TIMÓTEO - Como acontece todos os anos, a Associação Comercial, Industrial Agropecuária e de Prestação de Serviços de Timóteo (Aciati) realizou na noite da última terça-feira (18) um encontro com empresários da área industrial para comemorar o Dia da Indústria, marcado para 25 de maio.
O evento foi promovido no auditório do escritório central da ArcelorMittal Inox Brasil e contou com a participação do presidente da companhia, Paulo Magalhães. O convidado compartilhou com um grupo de empresários da cidade reflexões sobre a economia mundial e o processo de recuperação da empresa, em uma palestra que durou cerca de 90 minutos.  

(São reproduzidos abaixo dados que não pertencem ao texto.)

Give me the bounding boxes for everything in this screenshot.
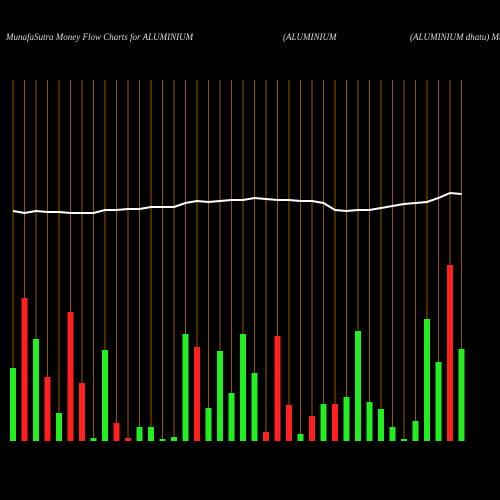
bar: [125, 438, 131, 441]
bar: [56, 413, 62, 441]
bar: [113, 423, 120, 441]
bar: [412, 421, 419, 441]
chart-title: MunafaSutra Money Flow Charts for ALUMIN…: [5, 32, 194, 42]
bar: [67, 312, 74, 441]
bar: [159, 439, 166, 441]
money-flow-line: [12, 191, 462, 215]
bar: [297, 434, 304, 441]
bar: [366, 402, 373, 441]
bar: [240, 334, 246, 441]
bar: [44, 377, 51, 441]
bar: [21, 298, 28, 441]
bar: [182, 334, 189, 441]
bar: [263, 432, 269, 441]
bar: [286, 405, 292, 441]
bar: [90, 438, 97, 441]
bar: [332, 404, 338, 441]
bar: [171, 437, 177, 441]
bar: [424, 319, 430, 441]
bar: [378, 409, 384, 441]
bar: [389, 427, 396, 441]
bar: [251, 373, 258, 441]
bar: [458, 349, 465, 441]
bar: [228, 393, 235, 441]
bar: [136, 427, 143, 441]
bar: [33, 339, 39, 441]
chart-title: (ALUMINIUM dhatu) Mu: [410, 32, 500, 42]
bar: [401, 439, 407, 441]
bar: [309, 416, 315, 441]
bar: [217, 351, 223, 441]
bar: [320, 404, 327, 441]
bar: [274, 336, 281, 441]
bar: [10, 368, 16, 441]
bar: [205, 408, 212, 441]
bar: [194, 347, 200, 441]
bar: [79, 383, 85, 441]
bar: [447, 265, 453, 441]
bar: [355, 331, 361, 441]
bar: [435, 362, 442, 441]
bar: [102, 350, 108, 441]
bar: [148, 427, 154, 441]
chart-title: (ALUMINIUM: [283, 32, 337, 42]
bar: [343, 397, 350, 441]
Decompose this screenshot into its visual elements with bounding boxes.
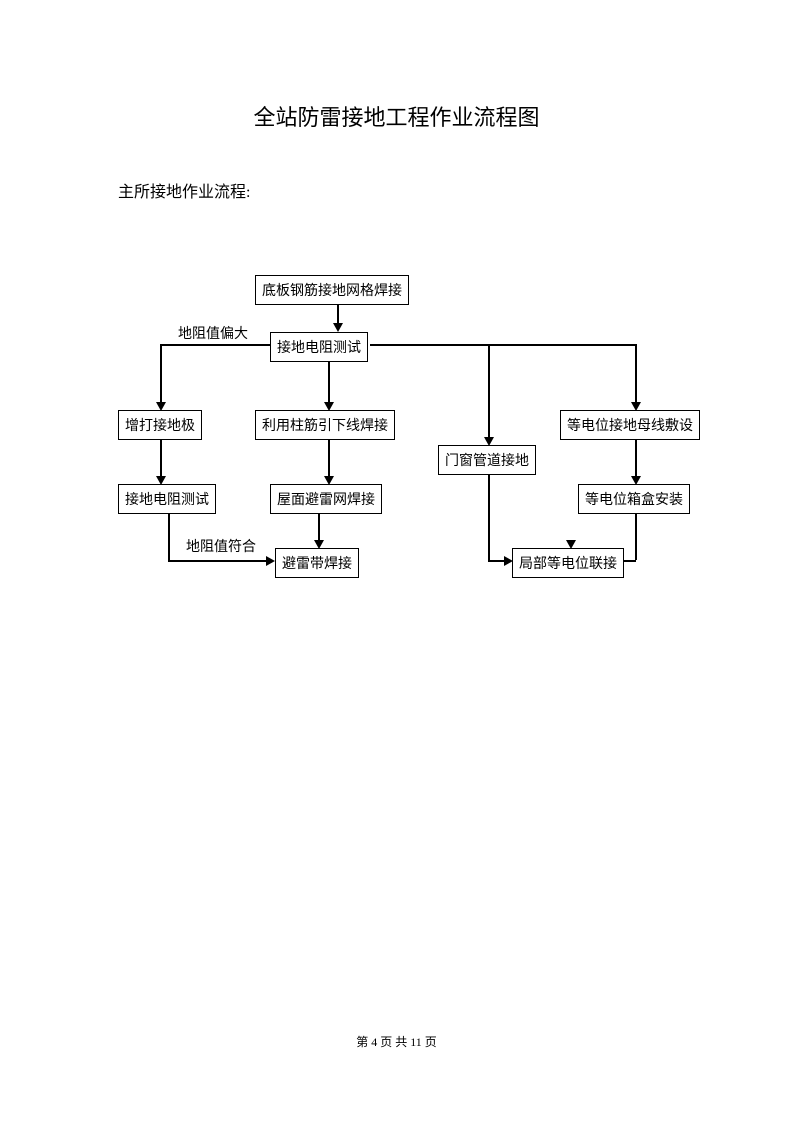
flowchart-canvas: 底板钢筋接地网格焊接 接地电阻测试 增打接地极 接地电阻测试 利用柱筋引下线焊接… — [100, 260, 700, 600]
edge — [635, 510, 637, 560]
page-subtitle: 主所接地作业流程: — [118, 178, 250, 202]
edge — [635, 344, 637, 404]
edge — [488, 344, 490, 439]
edge — [370, 344, 636, 346]
page-footer: 第 4 页 共 11 页 — [0, 1033, 793, 1050]
flow-node: 门窗管道接地 — [438, 445, 536, 475]
flow-node: 等电位接地母线敷设 — [560, 410, 700, 440]
flow-node: 接地电阻测试 — [118, 484, 216, 514]
edge — [328, 358, 330, 404]
edge — [488, 471, 490, 560]
flow-node: 接地电阻测试 — [270, 332, 368, 362]
flow-node: 底板钢筋接地网格焊接 — [255, 275, 409, 305]
edge — [160, 344, 162, 404]
edge — [160, 344, 270, 346]
flow-node: 局部等电位联接 — [512, 548, 624, 578]
flow-node: 增打接地极 — [118, 410, 202, 440]
flow-node: 等电位箱盒安装 — [578, 484, 690, 514]
arrow-icon — [266, 556, 275, 566]
edge — [318, 510, 320, 542]
edge — [160, 436, 162, 478]
edge-label: 地阻值符合 — [186, 536, 256, 556]
page-title: 全站防雷接地工程作业流程图 — [0, 100, 793, 132]
flow-node: 利用柱筋引下线焊接 — [255, 410, 395, 440]
flow-node: 屋面避雷网焊接 — [270, 484, 382, 514]
edge-label: 地阻值偏大 — [178, 323, 248, 343]
edge — [635, 436, 637, 478]
edge — [168, 510, 170, 560]
arrow-icon — [333, 323, 343, 332]
edge — [328, 436, 330, 478]
edge — [168, 560, 268, 562]
flow-node: 避雷带焊接 — [275, 548, 359, 578]
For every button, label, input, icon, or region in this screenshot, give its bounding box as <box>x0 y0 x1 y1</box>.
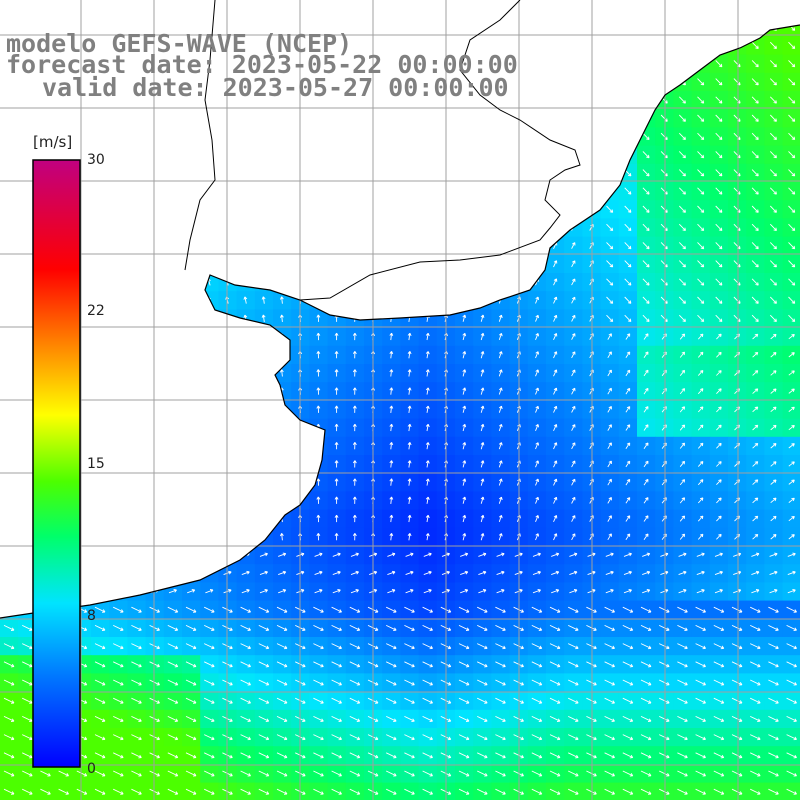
colorbar-tick: 0 <box>87 761 96 777</box>
colorbar-tick: 8 <box>87 608 96 624</box>
colorbar-tick: 15 <box>87 456 105 472</box>
valid-date: valid date: 2023-05-27 00:00:00 <box>42 73 509 102</box>
colorbar <box>32 159 81 768</box>
colorbar-unit: [m/s] <box>33 133 73 151</box>
colorbar-tick: 30 <box>87 152 105 168</box>
forecast-date: forecast date: 2023-05-22 00:00:00 <box>6 50 518 79</box>
model-title: modelo GEFS-WAVE (NCEP) <box>6 29 353 58</box>
country-border <box>184 0 581 301</box>
coastline <box>0 24 800 619</box>
colorbar-tick: 22 <box>87 303 105 319</box>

Diante de olhares atentos, o chefe da planta da ArcelorMittal em Timóteo discordou, logo nos primeiros momentos, da avaliação feita pelo presidente Lula sobre os efeitos da crise no Brasil. “A crise não foi uma ‘marolinha’, como considerou o presidente na ocasião. Tivemos um impacto real. O crescimento do país, que havia alcançado um índice de quase 6% no ano anterior, caiu a zero. Na planta da Arcelor fechamos 2009 com 70% do nível de atividade e perdemos 55% da rentabilidade. Eu não tinha visto nada igual em 32 anos de empresa”, resumiu.

Reação
Segundo o presidente, para superar o colapso a empresa implementou um Plano de Contingência de Monitoramento Semanal do mercado, que colocou a diretoria 100% focada nos assuntos comerciais. De acordo com ele, alguns dos resultados da iniciativa foram o desenvolvimento de novos produtos e a retomada das exportações, que atualmente giram em torno de 25% da produção.

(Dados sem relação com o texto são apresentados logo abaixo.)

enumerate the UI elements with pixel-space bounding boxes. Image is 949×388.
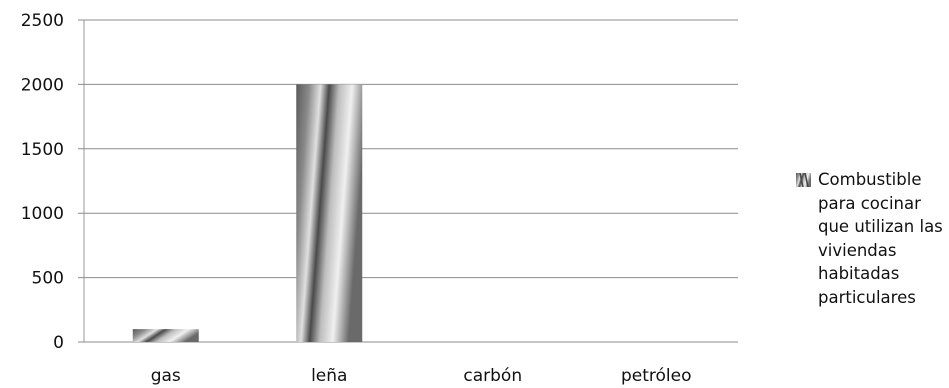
bar bbox=[296, 84, 363, 343]
y-tick-label: 2000 bbox=[21, 75, 64, 95]
y-axis-ticks: 0 500 1000 1500 2000 2500 bbox=[21, 11, 64, 353]
legend-swatch bbox=[796, 173, 811, 187]
legend-label: Combustible para cocinar que utilizan la… bbox=[818, 170, 943, 307]
x-tick-label: petróleo bbox=[621, 366, 692, 386]
bar bbox=[132, 329, 199, 342]
y-tick-label: 1000 bbox=[21, 204, 64, 224]
bars bbox=[132, 84, 363, 343]
gridlines bbox=[78, 19, 738, 343]
y-tick-label: 500 bbox=[32, 269, 64, 289]
y-tick-label: 2500 bbox=[21, 11, 64, 31]
x-tick-label: leña bbox=[311, 366, 347, 386]
y-tick-label: 1500 bbox=[21, 140, 64, 160]
x-tick-label: carbón bbox=[463, 366, 522, 386]
x-tick-label: gas bbox=[151, 366, 181, 386]
x-axis-ticks: gas leña carbón petróleo bbox=[151, 366, 692, 386]
y-tick-label: 0 bbox=[53, 333, 64, 353]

“No primeiro trimestre deste ano, retomamos o nível de atividade da empresa para cerca de 95% da capacidade. Por outro lado, ainda não conseguimos recuperar a rentabilidade. A perspectiva é que apenas em 2013 os índices referentes ao ano de 2007 serão retomados”, informou. Conforme Magalhães, a redução de custos está entre as principais medidas adotadas para reverter o quadro. “Uma consequência positiva da crise é que ela nos forçou a reduzir 30% dos custos fixos para melhorar a rentabilidade. Aprendemos a viver com menos. Além disso, passamos da lógica de crescimento para a lógica de performance, o que tem sido muito positivo para a empresa neste momento”, concluiu.

Desenvolvimento
Para Paulo Magalhães, passada a crise, a economia mundial, e principalmente a brasileira, encontram agora condições favoráveis para uma “nova era”. “A expectativa de crescimento do PIB em 2010 é de 5,5%. Para a indústria, a previsão para este ano é crescer 18%, e para o período de 2010 a 2013, 60%”. O executivo informou que algumas condições favoráveis ao desenvolvimento do setor são a redução da dívida externa, a exploração do pré-sal, os programas governamentais voltados à construção civil, a menor vulnerabilidade externa e os grandes eventos esportivos, como a Copa de 2014 e a Olimpíada de 2016.
Apesar da retomada da economia, o presidente da ArcelorMittal declarou que a empresa não tem previsão de investimentos em expansão para a planta industrial de Timóteo. “Para expandir é necessário ter uma visibilidade a longo prazo, e esta ainda não existe. Nossos investimentos agora estão voltados para o aumento da competitividade e para a redução de custos”, enfatizou.